Wednesday, July 29, 2020

mysql pagenation and penalty of it

we usually use mysql select query to get a list of database entity:
select 'id', 'name' from client;

what happens if there are 1 million rows to query?

General strategy is don't query a table without where clause. Always add a filter

select 'id', 'name' from client where 'created' between '2012-03-11 00:00:00' and '2012-05-11 23:59:00';

if created is indexed, the above query will run fast and return a small number of rows.

Mysql technically provides a pagination function.

The following query will return the first 500 rows of the 1 million rows in client table.
select 'id', 'name' from client limit 500;

In order to get the second 500 rows, we can add an offset
select 'id', 'name' from client limit 500 offset 500;

next 500, we increase the offset
select 'id', 'name' from client limit 500 offset 1000;
...
The same query has a shortcut
select 'id', 'name' from client limit 500 offset 100000;
is equivalent to
select 'id', 'name' from client limit 1000000, 500;

This approach has a penalty, if we ran the query
explain select 'id', 'name' from client limit 100000, 500;

the result shows, the sql actually read 100500 rows by the primary key, then throw away the first 100000 rows. What a waste. The memory is occupied, lots of rows are read. It is ok for small offset, but bad for large offset. This kind of query should not happen in production, it has danger of draining the database resource.

Alternatively, we can avoid large offset query by redesign the UI. We allow user to access the first a few pages, the query has small offset anyway. If the user have to click into deeper pages, we'd better to redesign the data model. Redirect the user to a different page, where a different data model is used. Say, we can partition the table:
CREATE TABLE client (
id INT NOT NULL,
name VARCHAR(20) NOT NULL,
created DATETIME NOT NULL )
PARTITION BY RANGE( YEAR(created) )(
    PARTITION from_2013_or_less VALUES LESS THAN (2014),
    PARTITION from_2014 VALUES LESS THAN (2015),
    PARTITION from_2015 VALUES LESS THAN (2016),
    PARTITION from_2016_and_up VALUES LESS THAN MAXVALUE

For the first a few pages, we use
SELECT * FROM client PARTITION (from_2016_and_up) WHERE created >= '2016-01-01' limit N, 500;

Then for more pages we just use a different query
SELECT * FROM client PARTITION (from_2015) WHERE created between '2015-01-01 00:00:00' and '2015-12-31 23:59:00' limit N, 500;

If we makes more partitions, we can change to use more queries.

This way, we don't have to read a huge amount of rows, we just read from the relevant partition.

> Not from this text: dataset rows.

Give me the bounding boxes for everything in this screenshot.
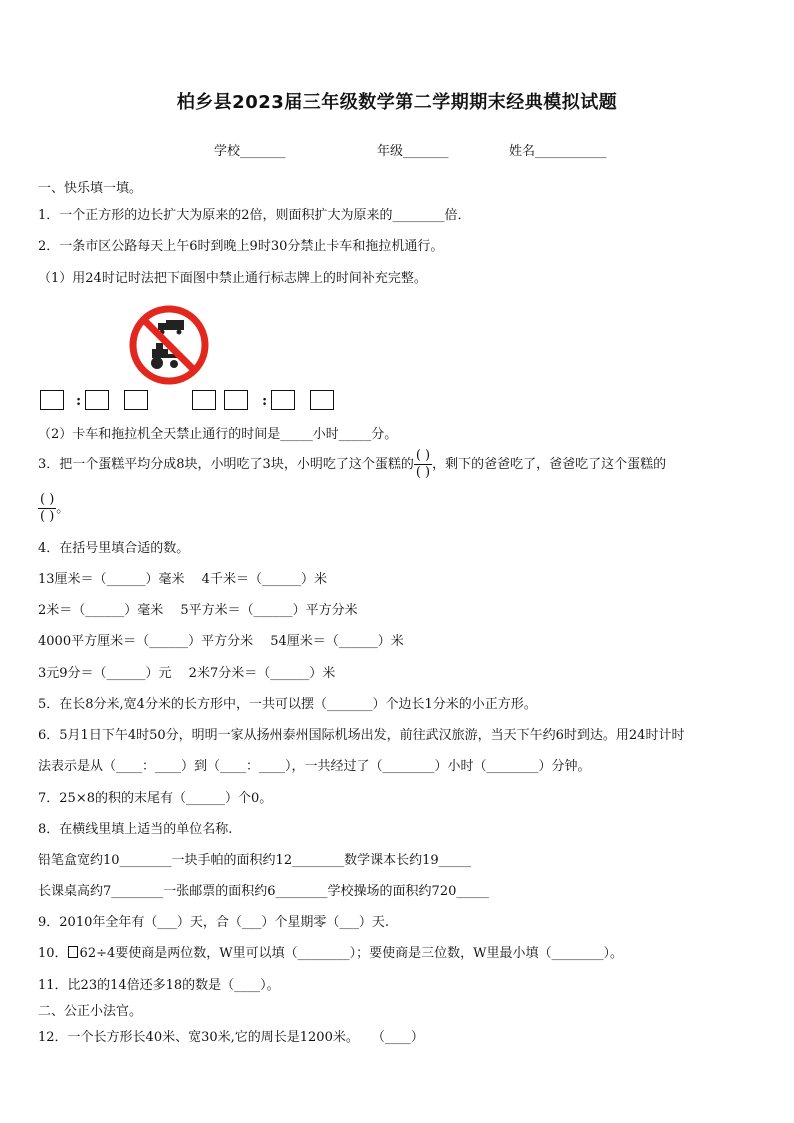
- question-2: 2．一条市区公路每天上午6时到晚上9时30分禁止卡车和拖拉机通行。: [38, 239, 444, 254]
- time-box-7[interactable]: [310, 390, 334, 410]
- question-4-row-3: 4000平方厘米＝（______）平方分米 54厘米＝（______）米: [38, 634, 404, 649]
- question-10-text: 62÷4要使商是两位数，W里可以填（________）；要使商是三位数，W里最小填（________）。: [79, 946, 623, 961]
- time-box-6[interactable]: [271, 390, 295, 410]
- question-10-number: 10．: [38, 946, 68, 961]
- section-one-heading: 一、快乐填一填。: [38, 181, 143, 196]
- question-2-part-1: （1）用24时记时法把下面图中禁止通行标志牌上的时间补充完整。: [38, 271, 427, 286]
- question-2-part-2: （2）卡车和拖拉机全天禁止通行的时间是_____小时_____分。: [38, 427, 398, 442]
- question-1: 1．一个正方形的边长扩大为原来的2倍，则面积扩大为原来的________倍．: [38, 208, 471, 223]
- time-box-2[interactable]: [85, 390, 109, 410]
- question-6-continued: 法表示是从（____：____）到（____：____），一共经过了（________）小时（________）分钟。: [38, 759, 591, 774]
- time-box-4[interactable]: [192, 390, 216, 410]
- question-3-end: 。: [56, 501, 70, 516]
- question-8-row-1: 铅笔盒宽约10________一块手帕的面积约12________数学课本长约19_____: [38, 853, 472, 868]
- time-colon-2: :: [262, 393, 268, 409]
- time-box-1[interactable]: [40, 390, 64, 410]
- fraction-denominator: ( ): [40, 509, 55, 524]
- question-10: [38, 945, 623, 963]
- name-field[interactable]: 姓名___________: [509, 144, 607, 159]
- page-title: 柏乡县2023届三年级数学第二学期期末经典模拟试题: [176, 92, 618, 113]
- section-two-heading: 二、公正小法官。: [38, 1004, 143, 1019]
- question-4-row-4: 3元9分＝（______）元 2米7分米＝（______）米: [38, 666, 336, 681]
- no-trucks-tractors-sign: [128, 304, 210, 386]
- time-box-3[interactable]: [124, 390, 148, 410]
- fraction-blank-1[interactable]: [414, 448, 432, 481]
- school-field[interactable]: 学校_______: [214, 144, 286, 159]
- fraction-numerator: ( ): [40, 492, 55, 507]
- blank-square-icon[interactable]: [68, 946, 78, 958]
- question-5: 5．在长8分米,宽4分米的长方形中，一共可以摆（_______）个边长1分米的小正方形。: [38, 697, 537, 712]
- question-3-continued: [38, 492, 69, 525]
- fraction-denominator: ( ): [415, 465, 431, 480]
- question-4-row-2: 2米＝（______）毫米 5平方米＝（______）平方分米: [38, 603, 358, 618]
- question-11: 11．比23的14倍还多18的数是（____）。: [38, 978, 280, 993]
- question-3-text-b: ，剩下的爸爸吃了，爸爸吃了这个蛋糕的: [432, 457, 667, 472]
- question-6: 6．5月1日下午4时50分，明明一家从扬州泰州国际机场出发，前往武汉旅游，当天下午约6时到达。用24时计时: [38, 728, 685, 743]
- question-9: 9．2010年全年有（___）天，合（___）个星期零（___）天.: [38, 915, 389, 930]
- grade-field[interactable]: 年级_______: [377, 144, 449, 159]
- question-3: [38, 448, 666, 481]
- time-colon-1: :: [76, 393, 82, 409]
- question-7: 7．25×8的积的末尾有（______）个0。: [38, 791, 273, 806]
- question-4-row-1: 13厘米＝（______）毫米 4千米＝（______）米: [38, 572, 327, 587]
- question-4: 4．在括号里填合适的数。: [38, 541, 190, 556]
- fraction-numerator: ( ): [415, 448, 431, 463]
- question-8: 8．在横线里填上适当的单位名称.: [38, 822, 233, 837]
- fraction-blank-2[interactable]: [38, 492, 56, 525]
- question-12: 12．一个长方形长40米、宽30米,它的周长是1200米。 （____）: [38, 1030, 424, 1045]
- time-box-5[interactable]: [224, 390, 248, 410]
- question-3-text-a: 3．把一个蛋糕平均分成8块，小明吃了3块，小明吃了这个蛋糕的: [38, 457, 414, 472]
- question-8-row-2: 长课桌高约7________一张邮票的面积约6________学校操场的面积约720_____: [38, 884, 489, 899]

Another good question to ask is: why we need to present this large amount of data to the user? Should we spit the tables or add some filter to limit the total dataset, such as date range? Does the user really want to click lots of pages to find the information instead of refining the filtering criteria? If they want to do that, let's don't allow the random page jump, just provide prev and next (maybe 1 to 10 page jump) hyperlinks, that will reasonably encourage the user to think harder. If the amount of rows need to display have to be large, why not use reactive http client with reactive mysql db support? Let's use webflux to have the db entity stream to the client side, so that while user scroll down the page, new rows get loaded dynamically.